Me voici donc embarquée à ses côtés afin d'essayer de comprendre ce qu'Einstein cachait dans son fameux E=MC2.
Pour nous aider, Léo, un journaliste obscur, déroule l'Histoire des mathématiques de l'Antiquité égyptienne, en passant par Aristote, Copernic, Descartes ou Newton, jusqu'à notre fameux "grand zinzin" Einstein.

Le roman se situe donc à deux niveaux : la course poursuite d'Irène qui tente de résoudre la dernière énigme que son mari lui a laissée avant de disparaître, d'une part. et de l'autre, un cours accéléré des progrès scientifiques, brossant les biographies et théories de ceux qui ont compté dans le décryptage de notre univers complexe.

Et bien, je dois reconnaître que j'ai trouvé cette seconde partie une peu trop longue.

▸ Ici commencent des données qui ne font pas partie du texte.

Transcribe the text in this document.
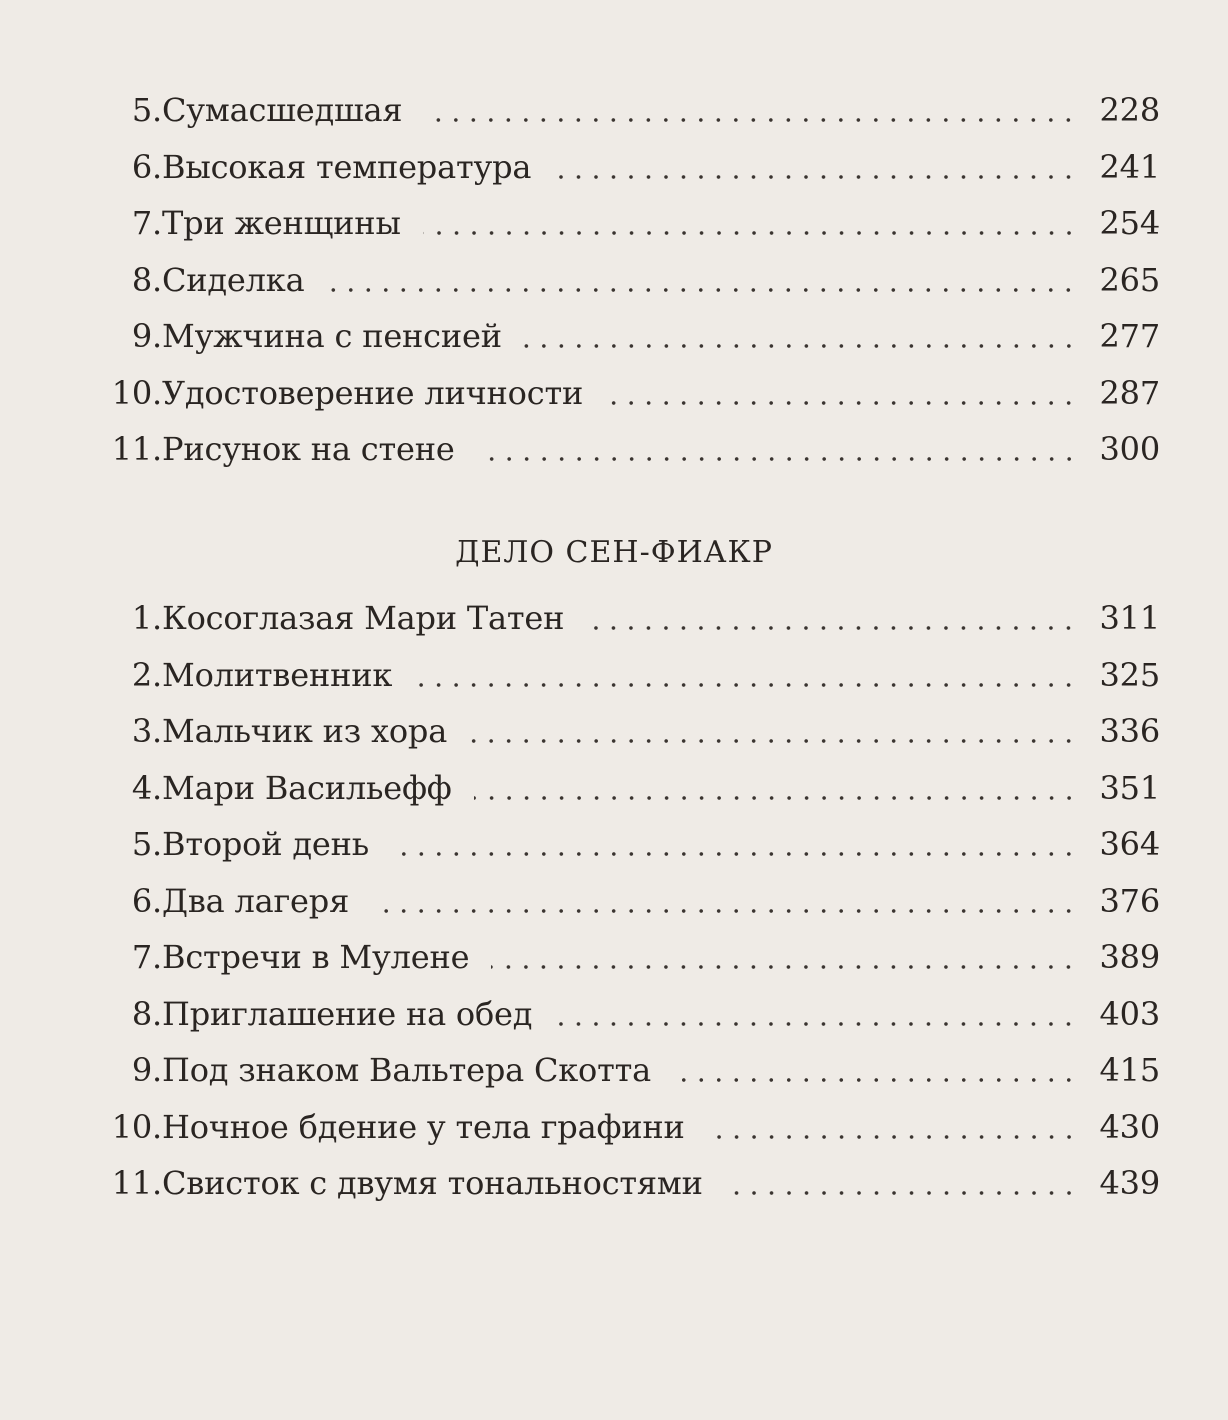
5. Сумасшедшая	228
6. Высокая температура	241
7. Три женщины	254
8. Сиделка	265
9. Мужчина с пенсией	277
10. Удостоверение личности	287
11. Рисунок на стене	300
ДЕЛО СЕН-ФИАКР
1. Косоглазая Мари Татен	311
2. Молитвенник	325
3. Мальчик из хора	336
4. Мари Васильефф	351
5. Второй день	364
6. Два лагеря	376
7. Встречи в Мулене	389
8. Приглашение на обед	403
9. Под знаком Вальтера Скотта	415
10. Ночное бдение у тела графини	430
11. Свисток с двумя тональностями	439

Non pas que le côté scientifique soit abscons, bien au contraire. Leïla Haddad a su parfaitement vulgariser des principes qui m'étaient jusqu'alors totalement inaccessibles. Mais les parenthèses et digressions trop nombreuses sur la vie des grands zinzins me faisaient oublier le roman, et il me semblait lire un ouvrage théorique. Or, si j'avais acheté cette fiction, c'était bien pour pouvoir appréhender des notions abstraites et complexes sous une forme ludique.
Je pense que quelques coupes sérieuses dans les passages autobiographiques et une narration plus resserrée auraient permis à cette fiction de vulgarisation scientifique d'atteindre réellement son but.
En attendant, je ne regarderai plus jamais du même œil, un oignon, un citron dans un verre de boisson gazeuse, ou une simple feuille de papier. Pourquoi ? Lisez "Le principe du tire-bouchon", vous comprendrez alors de quoi je veux parler.

Extrait :

- Ce mouvement de la Terre, nous ne pouvons et ne pourrons jamais le sentir. Nous savons qu'elle bouge, et pourtant tous nos sens nous hurlent que c'est le pendule [de Foucault]. Connaissez-vous le principe du tire-bouchon?
- Jamais entendu parler. Il fait aussi partie de la relativité?
- Et comment !
Léo posa sur le sol le gros sac en cuir noir qu'il portait à l'épaule et en sortit deux bouteilles de bourgogne, plus une paire de tire-bouchon modèle standard, avec deux oreilles et une queue en ressort.
- Vous croyez que c'est raisonnable? bredouilla Irène, en jetant un regard autour d'elle.
- Il paraît qu'on ne comprend la physique qu'en tripotant, s'exclama-t-il en lui tendant une bouteille et un tire-bouchon. Vous pouvez l'ouvrir?
- Heu...
- Juste enfoncer le tire-bouchon.
- Voilà, s'exécuta-t-elle.
- Dans quel sens avez-vous fait tourner le tire-bouchon?
- Heu... temporisa Irène en répétant le geste au-dessus de sa bouteille. Dans ce sens-là...
- Celui des aiguilles d'une montre. De gauche à droite. Est-ce qu'il y a un autre moyen d'ouvrir cette bouteille?
- Je ne crois pas, non.
- Pourtant, si. Regardez.
Léo avait pris la seconde bouteille et piqué dedans le second tire-bouchon.
- Je prends ma bouteille et mon tire-bouchon, continua-t-il. Je l'enfonce un peu...
Puis il posa la bouteille sur sa cuisse et la fit pivoter autour du tire-bouchon, maintenu immobile.
- Je le tiens bien fixe, conclut-il. Et... je tourne la bouteille dans le sens inverse des aiguilles d'une montre... de la droite vers la gauche.
- C'est compliqué !
- Je suis d'accord. J'ai dû beaucoup m'entraîner. Voilà...
Le tire-bouchon était enfoncé presque jusqu'à la garde dans le morceau de liège. Léo prit les deux bouteilles et les plaça côte à côte sur le sol. Les mains sur les hanches, il les contempla avec un air satisfait.
- Il n'y a plus qu'à tirer pour ouvrir... Le résultat est exactement le même, il n'y a aucune différence entre les deux bouteilles. Que j'aie tourné le tire-bouchon dans le sens des aiguilles d'une montre, ou la bouteille dans le sens inverse, les deux méthodes sont tout à fait équivalentes. Si je ne vous avais rien dit et rien montré, vous auriez été incapable de me dire laquelle a été employée et pour quelle bouteille. C'est la même chose pour la Terre et le ciel. Que ce soit l'un ou l'autre qui bouge, c'est du pareil au même.
- C'est à dire?
- C'est à dire que nous observons de toutes façon exactement la même chose.